Dialog’s Group Chief Executive Dr. Hans Wijayasuriya told Reuters in an interview on Wednesday that he was planning to restructure costs in network spending, marketing, overheads, administration and human resources. “Due to this cost restructuring... revenue wise it would be an accretion of anywhere between nine and 11 per cent to the Dialog group in 2012. On profit after tax (PAT) level, it’ll be neutral or slightly positive,” Wijayasuriya said.
Analysts have not revised their 2012 forecasts for Dialog since last week’s announcement.
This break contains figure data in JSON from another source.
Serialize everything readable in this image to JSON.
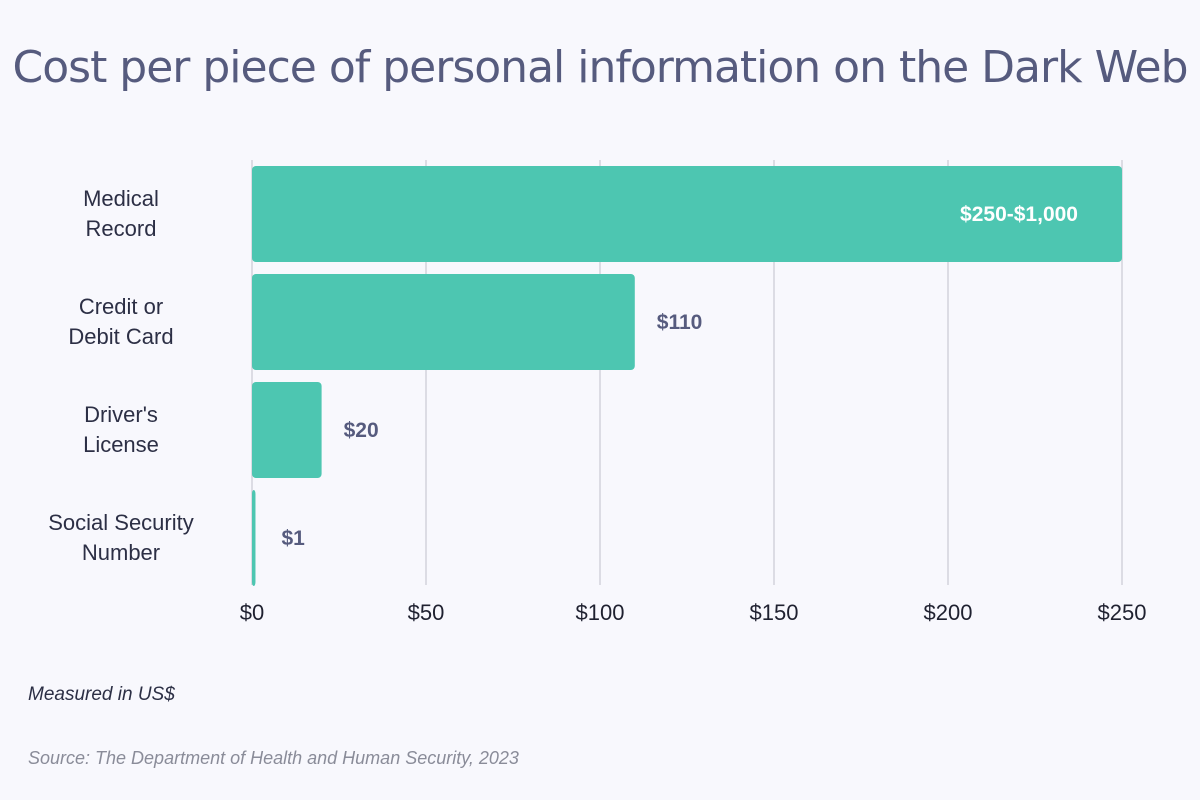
{
  "title": "Cost per piece of personal information on the Dark Web",
  "note": "Measured in US$",
  "source": "Source: The Department of Health and Human Security, 2023",
  "colors": {
    "bar": "#4dc6b1",
    "grid": "#c9cad3",
    "title": "#565b7e",
    "label": "#565b7e",
    "background": "#f8f8fd"
  },
  "chart_data": {
    "type": "bar",
    "orientation": "horizontal",
    "categories": [
      [
        "Medical",
        "Record"
      ],
      [
        "Credit or",
        "Debit Card"
      ],
      [
        "Driver's",
        "License"
      ],
      [
        "Social Security",
        "Number"
      ]
    ],
    "values": [
      250,
      110,
      20,
      1
    ],
    "data_labels": [
      "$250-$1,000",
      "$110",
      "$20",
      "$1"
    ],
    "xlim": [
      0,
      250
    ],
    "xticks": [
      0,
      50,
      100,
      150,
      200,
      250
    ],
    "xtick_labels": [
      "$0",
      "$50",
      "$100",
      "$150",
      "$200",
      "$250"
    ],
    "grid": true,
    "legend": "none"
  }
}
The merger with Suntel, a subsidiary of Swedish telecom operator Overseas Telecom AB, is expected to be completed in next three months.
The merger will boost Dialog’s market share in fixed-line phones to 20 per cent, positioning it as the second player after the top fixed-line operator Sri Lanka Telecom.
Dialog now holds a five per cent market share and is ranked fourth in terms of market revenue share. Wijayasuriya said the merger was a long term investment, which would position the firm as an improved fixed-line operator.
“We and Suntel will work on the cost structure which is capable of delivering a profitable, viable strong fixed-line provider,” he said. “The retail market for fixed is one that will gradually deplete because of mobile substitution. Our growing fibre network combined with Suntel’s enterprise base, these two brought together will push us to a very strong position.”
Wijayasuriya also said the group would devote up to $ 25 million in capital expenditure on fibre optic infrastructure and $ 100 million for the overall capex next year, similar to 2011.
The top mobile phone operator has focused on service quality improvement and expansion of capacity amid growing demand for information and communication technology in Sri Lanka.
The merger news failed to boost shares in Dialog, which has fallen 1.3 per cent since then, as the market sees the move as a non-value adding merger to increase the group’s subscriber base.
Dialog is the seventh-largest firm in the Colombo Stock Exchange with a market capitalisation of Rs. 8.14 billion ($ 71.47 million).